Against DePaul, Reese pointed to some things she felt the team needed to do to fix the problem.

“Positioning sometimes, especially when they’re right under the basket, we can’t push them out,” Reese said. “We have to push them under the backboard. And I think that’s just something we’ve always had issues with is rebounding. So we definitely need to work on that especially when we play some bigger teams but that’s something we have to focus on in practice.”

How bad was the problem?

In the opening game against Vanderbilt, Arizona was outrebounded 33-22 overall and 11-4 on the offensive glass. This happened despite the fact that the Commodores did not start anyone over 5-foot-10 and the Wildcats have 6-foot-2 Reese and 6-foot-5 Lauren Ware in the post. The only starter under 5-foot-10 for Arizona is 5-foot-8 point guard Pellington.

The next day, it was DePaul winning the rebounding game 42-39 with an incredible 22 offensive boards to Arizona’s 10. In their defense, the Wildcats were dealing with 6-foot-1 Aneesha Morrow in this game. The Blue Demons’ freshman forward accounted for 16 of her team’s rebounds.

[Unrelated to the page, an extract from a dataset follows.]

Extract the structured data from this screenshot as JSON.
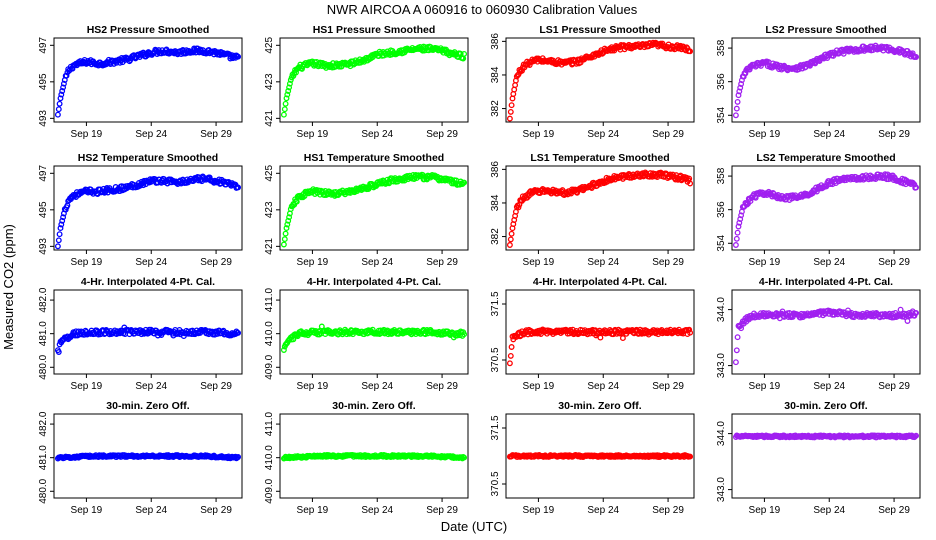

Only against Rutgers did Arizona win the rebounding battle, and even that was just a 31-28 edge. At least this time, the Wildcats were winners on the offensive end of the court with 12 offensive rebounds to the Scarlet Knights’ 7. The puzzler was that Rutgers had the tallest starting lineup that Arizona faced all week.

The last shot

At the end of the national title game in April, everyone knew that the shot to win the game would be taken by one player. If Arizona was going to win, Aari McDonald would win the game for them. On a positive note, the Wildcats have proven that the occasional Aari-watching they did the last few seasons at the end of games is something they can move beyond.

In the Louisville game, it was Yeaney who made the big shots down the stretch to secure the victory. Against Vanderbilt, it was Pellington. Against DePaul, different players stepped up in different quarters.

“Everybody’s gonna have to step up,” Yeaney said after the DePaul win. “It’s gonna be different people every time. Every game is somebody different. Last night, Shaina, she won the game for us. Today it took everybody and I think that having a deep team like this is it helps us because three games in three days is really hard.”